I'm not going to comment on the roof prior to seeing a picture, but as for the comment below:
WTC and Lafayette are a ridiculous comparison. That's an apples and oranges comparison. WTC collapsed due to an explosion and poor and lax building codes, not wear and tear. The building standards with older buildings such as the Lafayette were significantly higher, not including the better architecture. This wasn't cheaply built, so don't confuse the two. They are different in two ways: one was due to a fire which played a significant role, the other was not; and the building codes of the Lafayette were a lot higher and very different than that of the WTC.
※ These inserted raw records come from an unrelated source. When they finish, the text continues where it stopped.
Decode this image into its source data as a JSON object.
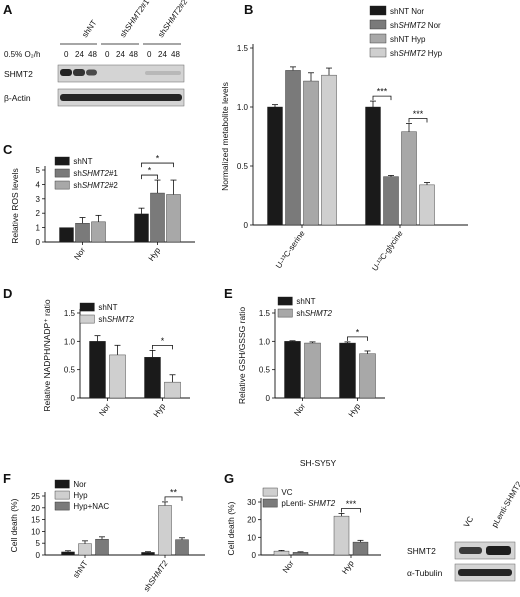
{
  "colors": {
    "c1": "#1a1a1a",
    "c2": "#7a7a7a",
    "c3": "#a8a8a8",
    "c4": "#cfcfcf",
    "blot_bg": "#d6d6d6"
  },
  "panels": {
    "A": {
      "label": "A",
      "condition_label": "0.5% O₂/h",
      "groups": [
        "shNT",
        "shSHMT2#1",
        "shSHMT2#2"
      ],
      "timepoints": [
        "0",
        "24",
        "48",
        "0",
        "24",
        "48",
        "0",
        "24",
        "48"
      ],
      "rows": [
        "SHMT2",
        "β-Actin"
      ]
    },
    "G_blot": {
      "lanes": [
        "VC",
        "pLenti-SHMT2"
      ],
      "rows": [
        "SHMT2",
        "α-Tubulin"
      ]
    }
  },
  "chart_data": [
    {
      "id": "B",
      "label": "B",
      "type": "bar",
      "ylabel": "Normalized metabolite levels",
      "yticks": [
        "0",
        "0.5",
        "1.0",
        "1.5"
      ],
      "ylim": [
        0,
        1.5
      ],
      "categories": [
        "U-¹³C-serine",
        "U-¹³C-glycine"
      ],
      "series": [
        {
          "name": "shNT Nor",
          "color": "c1",
          "values": [
            1.0,
            1.0
          ],
          "err": [
            0.02,
            0.05
          ]
        },
        {
          "name": "shSHMT2 Nor",
          "color": "c2",
          "values": [
            1.31,
            0.41
          ],
          "err": [
            0.03,
            0.01
          ]
        },
        {
          "name": "shNT Hyp",
          "color": "c3",
          "values": [
            1.22,
            0.79
          ],
          "err": [
            0.07,
            0.07
          ]
        },
        {
          "name": "shSHMT2 Hyp",
          "color": "c4",
          "values": [
            1.27,
            0.34
          ],
          "err": [
            0.06,
            0.02
          ]
        }
      ],
      "significance": [
        {
          "text": "***",
          "cat": 1,
          "from": 0,
          "to": 1
        },
        {
          "text": "***",
          "cat": 1,
          "from": 2,
          "to": 3
        }
      ]
    },
    {
      "id": "C",
      "label": "C",
      "type": "bar",
      "ylabel": "Relative ROS levels",
      "yticks": [
        "0",
        "1",
        "2",
        "3",
        "4",
        "5"
      ],
      "ylim": [
        0,
        5
      ],
      "categories": [
        "Nor",
        "Hyp"
      ],
      "series": [
        {
          "name": "shNT",
          "color": "c1",
          "values": [
            1.0,
            1.95
          ],
          "err": [
            0.0,
            0.4
          ]
        },
        {
          "name": "shSHMT2#1",
          "color": "c2",
          "values": [
            1.3,
            3.4
          ],
          "err": [
            0.4,
            0.9
          ]
        },
        {
          "name": "shSHMT2#2",
          "color": "c3",
          "values": [
            1.4,
            3.3
          ],
          "err": [
            0.45,
            1.0
          ]
        }
      ],
      "significance": [
        {
          "text": "*",
          "cat": 1,
          "from": 0,
          "to": 1
        },
        {
          "text": "*",
          "cat": 1,
          "from": 0,
          "to": 2
        }
      ]
    },
    {
      "id": "D",
      "label": "D",
      "type": "bar",
      "ylabel": "Relative NADPH/NADP⁺ ratio",
      "yticks": [
        "0",
        "0.5",
        "1.0",
        "1.5"
      ],
      "ylim": [
        0,
        1.5
      ],
      "categories": [
        "Nor",
        "Hyp"
      ],
      "series": [
        {
          "name": "shNT",
          "color": "c1",
          "values": [
            1.0,
            0.72
          ],
          "err": [
            0.1,
            0.12
          ]
        },
        {
          "name": "shSHMT2",
          "color": "c4",
          "values": [
            0.76,
            0.28
          ],
          "err": [
            0.17,
            0.13
          ]
        }
      ],
      "significance": [
        {
          "text": "*",
          "cat": 1,
          "from": 0,
          "to": 1
        }
      ]
    },
    {
      "id": "E",
      "label": "E",
      "type": "bar",
      "ylabel": "Relative GSH/GSSG ratio",
      "yticks": [
        "0",
        "0.5",
        "1.0",
        "1.5"
      ],
      "ylim": [
        0,
        1.5
      ],
      "categories": [
        "Nor",
        "Hyp"
      ],
      "series": [
        {
          "name": "shNT",
          "color": "c1",
          "values": [
            1.0,
            0.97
          ],
          "err": [
            0.01,
            0.02
          ]
        },
        {
          "name": "shSHMT2",
          "color": "c3",
          "values": [
            0.97,
            0.78
          ],
          "err": [
            0.02,
            0.05
          ]
        }
      ],
      "significance": [
        {
          "text": "*",
          "cat": 1,
          "from": 0,
          "to": 1
        }
      ]
    },
    {
      "id": "F",
      "label": "F",
      "type": "bar",
      "ylabel": "Cell death (%)",
      "yticks": [
        "0",
        "5",
        "10",
        "15",
        "20",
        "25"
      ],
      "ylim": [
        0,
        25
      ],
      "categories": [
        "shNT",
        "shSHMT2"
      ],
      "series": [
        {
          "name": "Nor",
          "color": "c1",
          "values": [
            1.3,
            1.1
          ],
          "err": [
            0.5,
            0.3
          ]
        },
        {
          "name": "Hyp",
          "color": "c4",
          "values": [
            4.8,
            21.0
          ],
          "err": [
            1.2,
            1.5
          ]
        },
        {
          "name": "Hyp+NAC",
          "color": "c2",
          "values": [
            6.7,
            6.5
          ],
          "err": [
            1.0,
            0.8
          ]
        }
      ],
      "significance": [
        {
          "text": "**",
          "cat": 1,
          "from": 1,
          "to": 2
        }
      ]
    },
    {
      "id": "G",
      "label": "G",
      "type": "bar",
      "title": "SH-SY5Y",
      "ylabel": "Cell death (%)",
      "yticks": [
        "0",
        "10",
        "20",
        "30"
      ],
      "ylim": [
        0,
        30
      ],
      "categories": [
        "Nor",
        "Hyp"
      ],
      "series": [
        {
          "name": "VC",
          "color": "c4",
          "values": [
            2.2,
            22.0
          ],
          "err": [
            0.4,
            1.5
          ]
        },
        {
          "name": "pLenti- SHMT2",
          "color": "c2",
          "values": [
            1.5,
            7.3
          ],
          "err": [
            0.3,
            1.0
          ]
        }
      ],
      "significance": [
        {
          "text": "***",
          "cat": 1,
          "from": 0,
          "to": 1
        }
      ]
    }
  ]
}
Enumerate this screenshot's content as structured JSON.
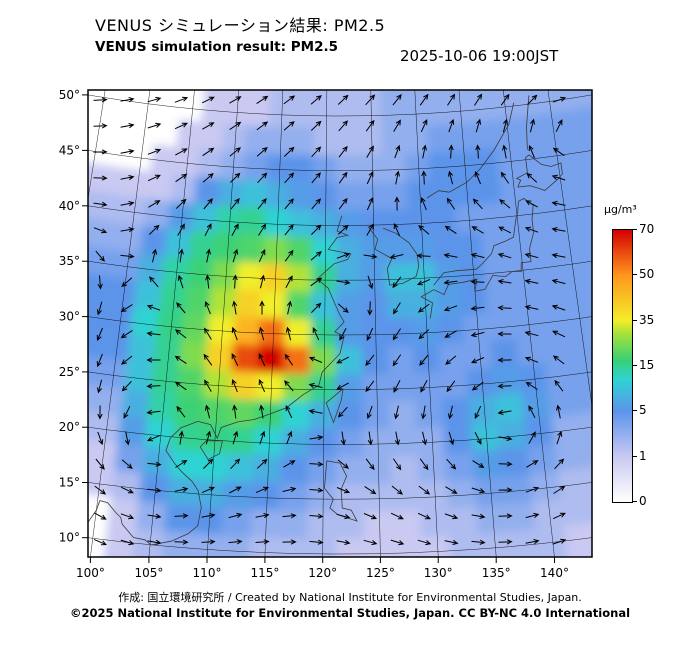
{
  "header": {
    "title_jp": "VENUS シミュレーション結果: PM2.5",
    "title_en": "VENUS simulation result: PM2.5",
    "timestamp": "2025-10-06 19:00JST"
  },
  "footer": {
    "credit": "作成: 国立環境研究所 / Created by National Institute for Environmental Studies, Japan.",
    "license": "©2025 National Institute for Environmental Studies, Japan. CC BY-NC 4.0 International"
  },
  "colorbar": {
    "unit": "µg/m³",
    "tick_labels": [
      "70",
      "50",
      "35",
      "15",
      "5",
      "1",
      "0"
    ]
  },
  "axes": {
    "lat_labels": [
      "50°",
      "45°",
      "40°",
      "35°",
      "30°",
      "25°",
      "20°",
      "15°",
      "10°"
    ],
    "lon_labels": [
      "100°",
      "105°",
      "110°",
      "115°",
      "120°",
      "125°",
      "130°",
      "135°",
      "140°"
    ]
  },
  "color_scale": {
    "tick_values": [
      0,
      1,
      5,
      15,
      35,
      50,
      70
    ],
    "stops": [
      {
        "f": 0.0,
        "c": "#ffffff"
      },
      {
        "f": 0.167,
        "c": "#c9c9f2"
      },
      {
        "f": 0.333,
        "c": "#5c94ea"
      },
      {
        "f": 0.45,
        "c": "#2fd3d3"
      },
      {
        "f": 0.52,
        "c": "#37d077"
      },
      {
        "f": 0.62,
        "c": "#a8e23a"
      },
      {
        "f": 0.667,
        "c": "#f2ee2a"
      },
      {
        "f": 0.833,
        "c": "#ff961e"
      },
      {
        "f": 1.0,
        "c": "#d40000"
      }
    ]
  },
  "chart_data": {
    "type": "heatmap",
    "title": "VENUS シミュレーション結果: PM2.5",
    "subtitle": "VENUS simulation result: PM2.5",
    "timestamp": "2025-10-06 19:00JST",
    "variable": "PM2.5",
    "unit": "µg/m³",
    "x": {
      "label": "longitude",
      "range_deg": [
        100,
        140
      ],
      "tick_step_deg": 5
    },
    "y": {
      "label": "latitude",
      "range_deg": [
        10,
        50
      ],
      "tick_step_deg": 5
    },
    "colorbar": {
      "unit": "µg/m³",
      "tick_values": [
        70,
        50,
        35,
        15,
        5,
        1,
        0
      ]
    },
    "grid": {
      "lon_start": 97.5,
      "lon_step": 2.5,
      "lat_start": 50.0,
      "lat_step": -2.5,
      "values": [
        [
          0,
          0,
          0,
          0,
          1,
          1,
          1,
          2,
          2,
          2,
          2,
          2,
          3,
          3,
          3,
          3,
          3,
          3,
          3,
          3
        ],
        [
          0,
          0,
          0,
          1,
          1,
          2,
          3,
          3,
          3,
          2,
          2,
          2,
          3,
          3,
          4,
          4,
          4,
          4,
          4,
          4
        ],
        [
          0,
          0,
          1,
          1,
          2,
          3,
          4,
          5,
          5,
          4,
          3,
          3,
          3,
          4,
          5,
          5,
          5,
          4,
          4,
          4
        ],
        [
          1,
          1,
          1,
          2,
          5,
          8,
          10,
          8,
          6,
          5,
          4,
          4,
          4,
          5,
          5,
          5,
          5,
          4,
          4,
          4
        ],
        [
          2,
          2,
          3,
          6,
          10,
          14,
          15,
          12,
          10,
          8,
          6,
          5,
          5,
          5,
          5,
          4,
          4,
          4,
          4,
          4
        ],
        [
          3,
          3,
          5,
          10,
          15,
          18,
          20,
          25,
          20,
          12,
          8,
          6,
          6,
          6,
          5,
          5,
          4,
          4,
          4,
          4
        ],
        [
          4,
          4,
          8,
          14,
          18,
          25,
          35,
          40,
          30,
          15,
          8,
          6,
          10,
          10,
          6,
          5,
          4,
          4,
          4,
          4
        ],
        [
          5,
          5,
          10,
          15,
          20,
          30,
          40,
          35,
          20,
          10,
          6,
          5,
          8,
          8,
          6,
          5,
          4,
          4,
          4,
          4
        ],
        [
          5,
          5,
          12,
          16,
          22,
          35,
          45,
          55,
          35,
          15,
          6,
          5,
          5,
          6,
          5,
          4,
          4,
          4,
          4,
          4
        ],
        [
          5,
          5,
          10,
          15,
          25,
          40,
          60,
          70,
          55,
          25,
          10,
          5,
          4,
          5,
          4,
          4,
          5,
          4,
          4,
          4
        ],
        [
          4,
          4,
          10,
          15,
          20,
          30,
          40,
          35,
          25,
          15,
          6,
          4,
          4,
          4,
          4,
          5,
          6,
          5,
          4,
          4
        ],
        [
          3,
          3,
          8,
          14,
          18,
          20,
          22,
          18,
          12,
          8,
          5,
          4,
          3,
          4,
          5,
          8,
          10,
          6,
          4,
          4
        ],
        [
          2,
          2,
          6,
          12,
          15,
          16,
          15,
          12,
          8,
          5,
          4,
          3,
          3,
          3,
          5,
          10,
          8,
          5,
          3,
          3
        ],
        [
          1,
          1,
          4,
          8,
          12,
          12,
          10,
          8,
          5,
          4,
          3,
          3,
          2,
          3,
          4,
          6,
          5,
          4,
          3,
          3
        ],
        [
          1,
          1,
          2,
          5,
          8,
          8,
          6,
          5,
          4,
          3,
          2,
          2,
          2,
          2,
          3,
          4,
          4,
          3,
          2,
          2
        ],
        [
          0,
          0,
          1,
          3,
          5,
          5,
          4,
          3,
          3,
          2,
          2,
          1,
          1,
          2,
          2,
          3,
          3,
          2,
          2,
          2
        ],
        [
          0,
          0,
          1,
          2,
          3,
          3,
          3,
          2,
          2,
          2,
          1,
          1,
          1,
          1,
          2,
          2,
          2,
          2,
          1,
          1
        ]
      ]
    },
    "wind_overlay": {
      "style": "arrows",
      "base_flow": {
        "dx": 0.55,
        "dy": 0.1
      },
      "vortices": [
        {
          "lon": 137.0,
          "lat": 21.0,
          "spin": "ccw",
          "strength": 1.3
        },
        {
          "lon": 104.5,
          "lat": 19.5,
          "spin": "ccw",
          "strength": 0.9
        },
        {
          "lon": 120.5,
          "lat": 30.5,
          "spin": "cw",
          "strength": 0.5
        },
        {
          "lon": 147.0,
          "lat": 47.0,
          "spin": "cw",
          "strength": 1.2
        }
      ]
    }
  }
}
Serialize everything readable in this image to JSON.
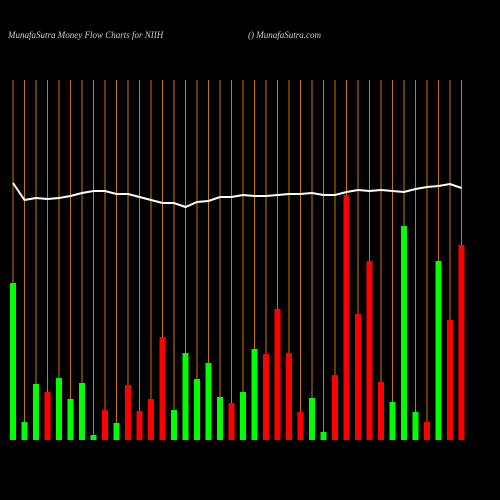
{
  "chart_data": {
    "type": "bar",
    "title": "MunafaSutra  Money Flow  Charts for NIIH",
    "subtitle": "() MunafaSutra.com",
    "ylim": [
      0,
      440
    ],
    "grid_color": "#c87800",
    "series": [
      {
        "type": "bar",
        "values": [
          157,
          18,
          56,
          48,
          62,
          41,
          57,
          5,
          30,
          17,
          55,
          29,
          41,
          103,
          30,
          87,
          61,
          77,
          43,
          37,
          48,
          91,
          86,
          131,
          87,
          28,
          42,
          8,
          65,
          245,
          126,
          179,
          58,
          38,
          214,
          28,
          18,
          179,
          120,
          195
        ],
        "colors": [
          "#00ff00",
          "#00ff00",
          "#00ff00",
          "#ff0000",
          "#00ff00",
          "#00ff00",
          "#00ff00",
          "#00ff00",
          "#ff0000",
          "#00ff00",
          "#ff0000",
          "#ff0000",
          "#ff0000",
          "#ff0000",
          "#00ff00",
          "#00ff00",
          "#00ff00",
          "#00ff00",
          "#00ff00",
          "#ff0000",
          "#00ff00",
          "#00ff00",
          "#ff0000",
          "#ff0000",
          "#ff0000",
          "#ff0000",
          "#00ff00",
          "#00ff00",
          "#ff0000",
          "#ff0000",
          "#ff0000",
          "#ff0000",
          "#ff0000",
          "#00ff00",
          "#00ff00",
          "#00ff00",
          "#ff0000",
          "#00ff00",
          "#ff0000",
          "#ff0000"
        ]
      },
      {
        "type": "line",
        "color": "#ffffff",
        "values": [
          257,
          240,
          242,
          241,
          242,
          244,
          247,
          249,
          249,
          246,
          246,
          243,
          240,
          237,
          237,
          233,
          238,
          239,
          243,
          243,
          245,
          244,
          244,
          245,
          246,
          246,
          247,
          245,
          245,
          248,
          250,
          249,
          250,
          249,
          248,
          251,
          253,
          254,
          256,
          252
        ]
      }
    ]
  }
}
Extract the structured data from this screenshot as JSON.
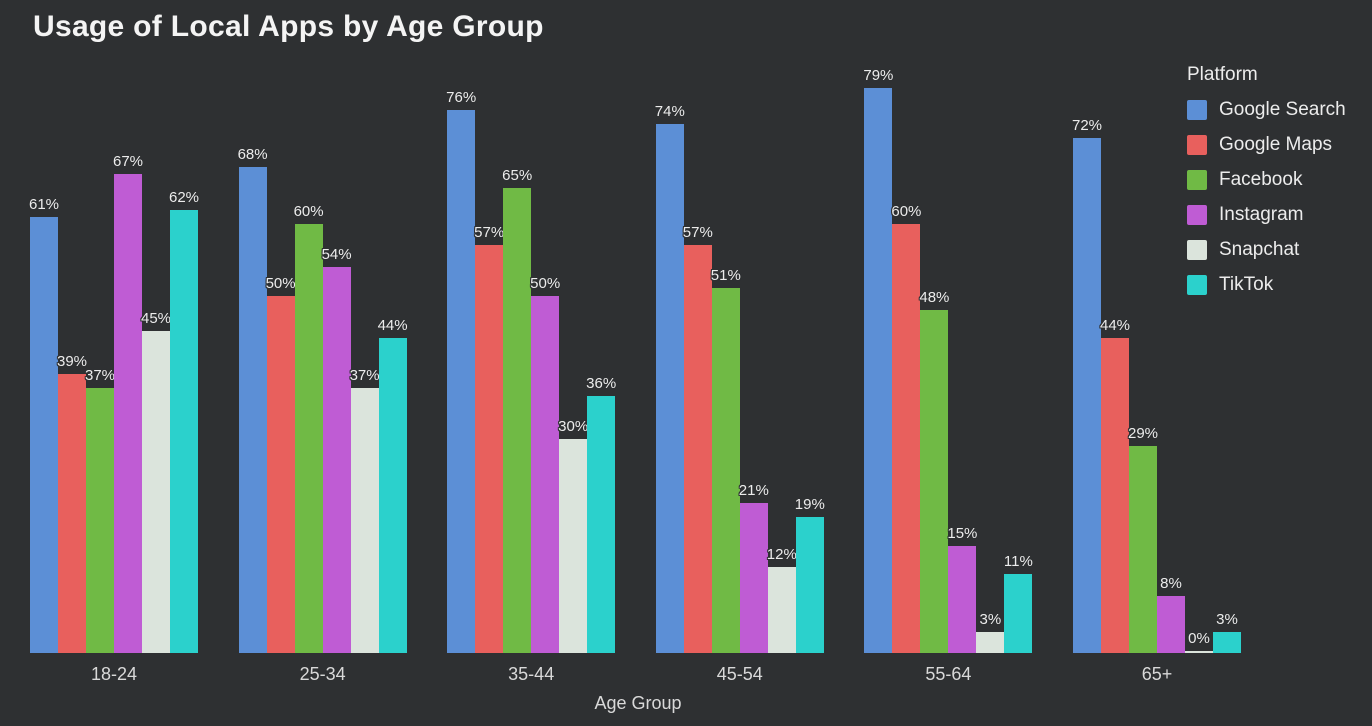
{
  "page": {
    "background_color": "#2e3032",
    "text_color": "#ececec"
  },
  "chart_data": {
    "type": "bar",
    "title": "Usage of Local Apps by Age Group",
    "xlabel": "Age Group",
    "ylabel": "",
    "legend_title": "Platform",
    "legend_position": "top-right",
    "grid": false,
    "y_axis_visible": false,
    "value_labels_visible": true,
    "value_label_suffix": "%",
    "ylim": [
      0,
      85
    ],
    "categories": [
      "18-24",
      "25-34",
      "35-44",
      "45-54",
      "55-64",
      "65+"
    ],
    "series": [
      {
        "name": "Google Search",
        "color": "#5c8fd6",
        "values": [
          61,
          68,
          76,
          74,
          79,
          72
        ]
      },
      {
        "name": "Google Maps",
        "color": "#e8605d",
        "values": [
          39,
          50,
          57,
          57,
          60,
          44
        ]
      },
      {
        "name": "Facebook",
        "color": "#70ba45",
        "values": [
          37,
          60,
          65,
          51,
          48,
          29
        ]
      },
      {
        "name": "Instagram",
        "color": "#bf5cd4",
        "values": [
          67,
          54,
          50,
          21,
          15,
          8
        ]
      },
      {
        "name": "Snapchat",
        "color": "#dbe4dc",
        "values": [
          45,
          37,
          30,
          12,
          3,
          0
        ]
      },
      {
        "name": "TikTok",
        "color": "#2bd1cc",
        "values": [
          62,
          44,
          36,
          19,
          11,
          3
        ]
      }
    ]
  }
}
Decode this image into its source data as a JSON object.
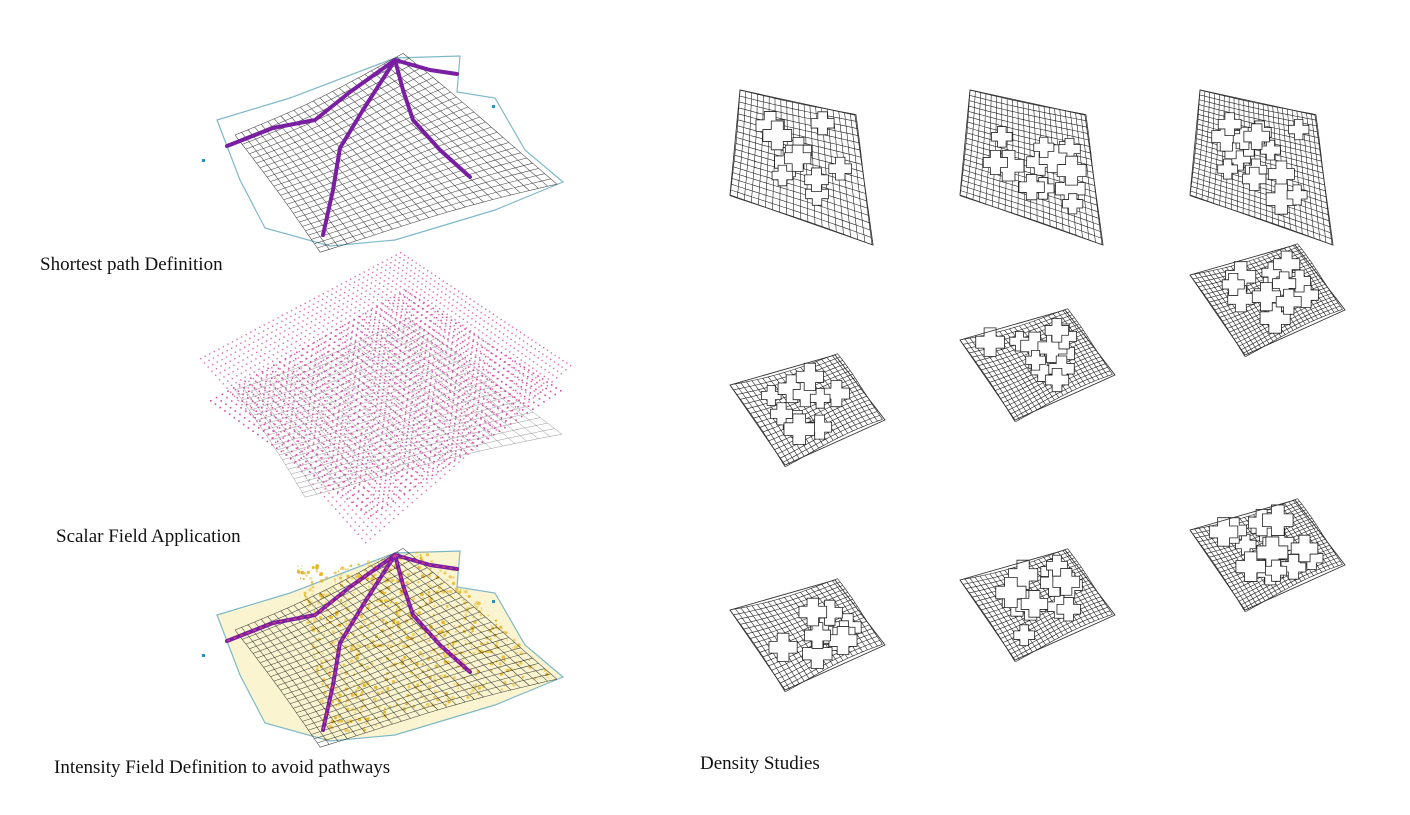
{
  "captions": {
    "shortest_path": "Shortest path Definition",
    "scalar_field": "Scalar Field Application",
    "intensity_field": "Intensity Field Definition to avoid pathways",
    "density": "Density Studies"
  },
  "colors": {
    "path": "#7a1fa2",
    "mesh": "#222222",
    "boundary": "#7fb8c9",
    "scalar_points": "#d23c9a",
    "intensity_points": "#e3b31d",
    "intensity_glow": "#f7efb0",
    "markers": "#2a8fbf"
  },
  "density_studies": {
    "rows": 3,
    "columns": 3
  }
}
As a contrast to the WTC, in 1945 a loaded US B-25 bomber accidently lost direction in the fog and slammed into the Empire State Building on the 79th and the 80th floor. The building caught fire. Because of the concrete fire seperation between the hallways and units and concrete cladding around the steel and all the concrete used in the building it did not collapse and the fire was contained and put out and the building still stands today. The WTC was cheaply built--mostly steel and glass. The inherent problem was with structural steel. If structural steel is heated at 2000 degrees for a couple minutes, which is easily done when a fire breaks out in an enclosed unit, the steel bends like licorice and the above floor ends up collapsing into the one below because the steel lost its ability to support the weight above. When you have a couple floors plus the weight of several dozen floors above it collapse on floor below it, the whole thing comes down. BUT, concrete can protect against the immediate effects of that heat that structural steel cannot, so you're not going to have the kind of "spontaneous progressive collapse" in the Empire State Building like you did with WTC. Had the WTC been built with the higher building standards of the Empire State Building, it wouldn't have collapsed. The Lafayette was built to the standards of the Empire State Building with concrete fire seperation and concrete cladding around structural steel because that was the code back then. The Lafayette was built to last. I'd choose leasing in one of these old buildings versus the poorly built and unsafe crap they build today any day of the week. The Lafayette could easily support the weight of another floor collapsing on it just by design [[not that it happened anyway because I have to see someone produce a picture). It doesn't need to be taken care of right away. But, in any case, it is fixable and worth saving.